ECLI:NL:GHDHA:2013:4026
Gerechtshof Den Haag
- Hoger beroep kort geding
- M. Mink
- H. Husson
- A. van Dijk
- Rechtspraak.nl
Hoger beroep kort geding inzake verdeling en verkoop van woning
In deze zaak gaat het om een hoger beroep in een kort geding dat is aangespannen door de vrouw tegen een vonnis van de voorzieningenrechter in de rechtbank Den Haag. De vrouw heeft op 21 februari 2013 hoger beroep ingesteld tegen het vonnis van 25 januari 2013, waarin de voorzieningenrechter de vorderingen van de vrouw in conventie heeft afgewezen en de man heeft veroordeeld om mee te werken aan de verkoop van de woning aan het [adres A]. De vrouw heeft vier grieven geformuleerd en verzocht om een spoedbehandeling, wat door de rolraadsheer is afgewezen. Tijdens de rolzittingen hebben beide partijen hun standpunten toegelicht en hun procesdossiers overgelegd.

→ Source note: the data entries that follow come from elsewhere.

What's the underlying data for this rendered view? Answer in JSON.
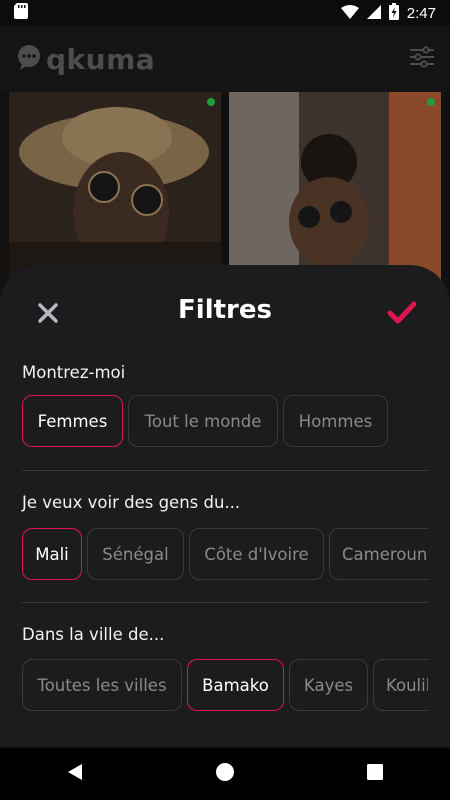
{
  "status_bar": {
    "time": "2:47"
  },
  "app": {
    "brand_name": "qkuma"
  },
  "filters": {
    "title": "Filtres",
    "show_me": {
      "label": "Montrez-moi",
      "options": [
        "Femmes",
        "Tout le monde",
        "Hommes"
      ],
      "selected": "Femmes"
    },
    "country": {
      "label": "Je veux voir des gens du...",
      "options": [
        "Mali",
        "Sénégal",
        "Côte d'Ivoire",
        "Cameroun"
      ],
      "selected": "Mali"
    },
    "city": {
      "label": "Dans la ville de...",
      "options": [
        "Toutes les villes",
        "Bamako",
        "Kayes",
        "Koulikoro"
      ],
      "selected": "Bamako"
    }
  },
  "colors": {
    "accent": "#e0144f",
    "online": "#1e9e3a",
    "sheet": "#1c1c1e"
  }
}
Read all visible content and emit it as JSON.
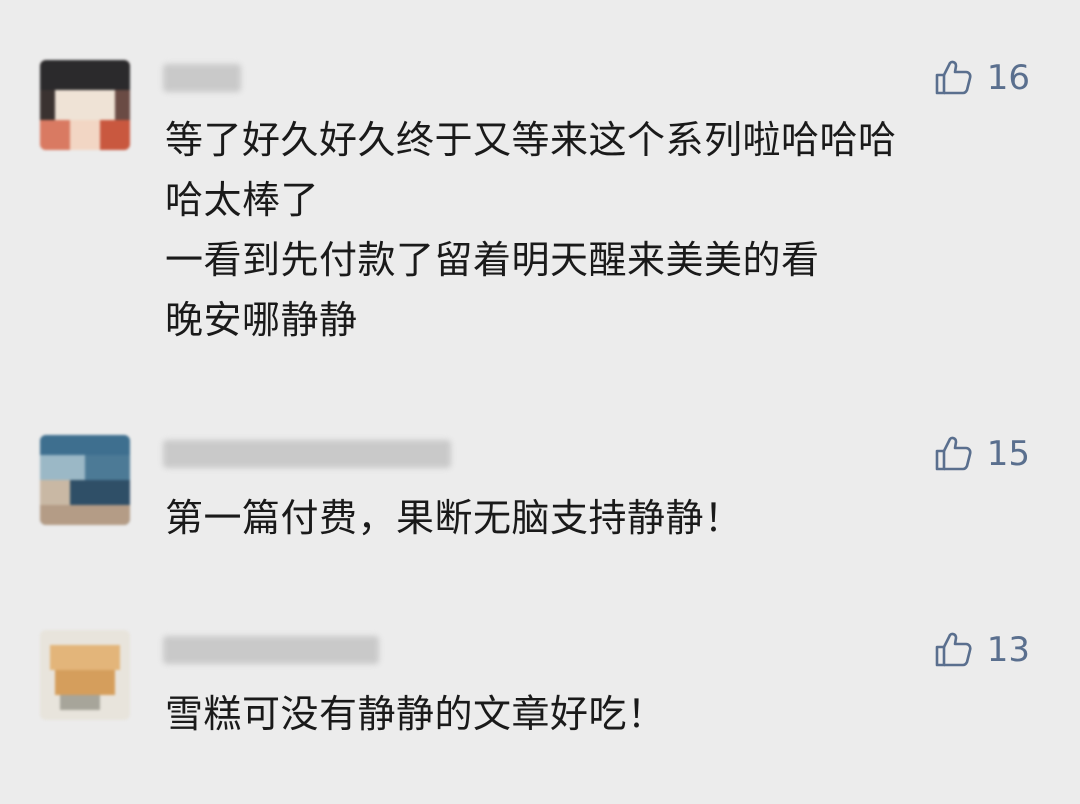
{
  "comments": [
    {
      "likes": "16",
      "lines": [
        "等了好久好久终于又等来这个系列啦哈哈哈",
        "哈太棒了",
        "一看到先付款了留着明天醒来美美的看",
        "晚安哪静静"
      ]
    },
    {
      "likes": "15",
      "lines": [
        "第一篇付费，果断无脑支持静静！"
      ]
    },
    {
      "likes": "13",
      "lines": [
        "雪糕可没有静静的文章好吃！"
      ]
    }
  ],
  "icons": {
    "like": "thumbs-up-icon"
  },
  "colors": {
    "background": "#ececec",
    "like_color": "#5a6f8e",
    "text": "#1a1a1a"
  }
}
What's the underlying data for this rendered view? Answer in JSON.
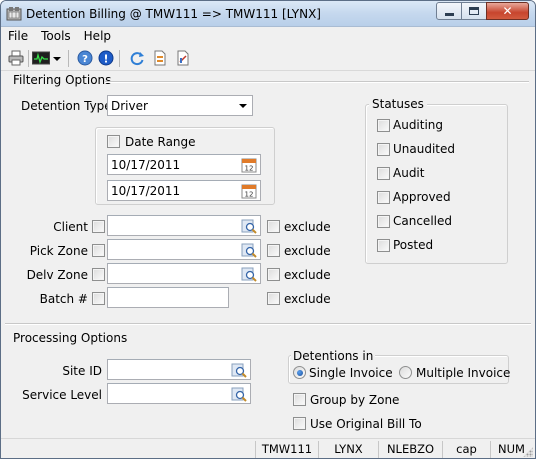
{
  "window": {
    "title": "Detention Billing @ TMW111 => TMW111 [LYNX]"
  },
  "menu": {
    "items": [
      "File",
      "Tools",
      "Help"
    ]
  },
  "toolbar": {
    "icons": [
      "print-icon",
      "monitor-icon",
      "dropdown-arrow-icon",
      "help-icon",
      "info-icon",
      "refresh-icon",
      "document-icon",
      "report-icon"
    ]
  },
  "filtering": {
    "section_label": "Filtering Options",
    "detention_type": {
      "label": "Detention Type",
      "value": "Driver"
    },
    "date_range": {
      "label": "Date Range",
      "checked": false,
      "start": "10/17/2011",
      "end": "10/17/2011"
    },
    "client": {
      "label": "Client",
      "value": "",
      "exclude_label": "exclude"
    },
    "pick_zone": {
      "label": "Pick Zone",
      "value": "",
      "exclude_label": "exclude"
    },
    "delv_zone": {
      "label": "Delv Zone",
      "value": "",
      "exclude_label": "exclude"
    },
    "batch": {
      "label": "Batch #",
      "value": "",
      "exclude_label": "exclude"
    }
  },
  "statuses": {
    "label": "Statuses",
    "items": [
      "Auditing",
      "Unaudited",
      "Audit",
      "Approved",
      "Cancelled",
      "Posted"
    ]
  },
  "processing": {
    "section_label": "Processing Options",
    "site_id": {
      "label": "Site ID",
      "value": ""
    },
    "service_level": {
      "label": "Service Level",
      "value": ""
    },
    "detentions_in": {
      "label": "Detentions in",
      "options": [
        "Single Invoice",
        "Multiple Invoice"
      ],
      "selected": "Single Invoice"
    },
    "group_by_zone": "Group by Zone",
    "use_original_bill_to": "Use Original Bill To"
  },
  "statusbar": {
    "panes": [
      "TMW111",
      "LYNX",
      "NLEBZO",
      "cap",
      "NUM"
    ]
  },
  "colors": {
    "titlebar": "#c5d8ee",
    "close_button": "#c7452e",
    "window_bg": "#f0f0f0"
  }
}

Het hof heeft vastgesteld dat de feiten zoals door de voorzieningenrechter zijn vastgesteld, niet zijn betwist. De voorzieningenrechter had bepaald dat de man binnen zeven dagen na betekening van het vonnis moest meewerken aan de verkoop van de woning en dat het vonnis uitvoerbaar bij voorraad was. De vrouw vordert in hoger beroep dat het hof het bestreden vonnis gedeeltelijk zal vernietigen en de man zal veroordelen om binnen dertig dagen mee te werken aan de notariële levering van haar eigendomsaandeel in de woning aan de man, met een bijbehorende schadevergoeding.
De man heeft verweer gevoerd en geconcludeerd tot niet-ontvankelijkverklaring van de vrouw in haar hoger beroep, onder verwijzing naar het ontbreken van spoedeisend belang. Het hof heeft geoordeeld dat de vrouw geen spoedeisend belang heeft bij haar vorderingen, aangezien de grootste obstakels voor de effectuering van de verdeling al waren weggenomen. Het hof heeft daarom de vorderingen van de vrouw afgewezen en het bestreden vonnis bekrachtigd. De vrouw is veroordeeld in de proceskosten van het hoger beroep.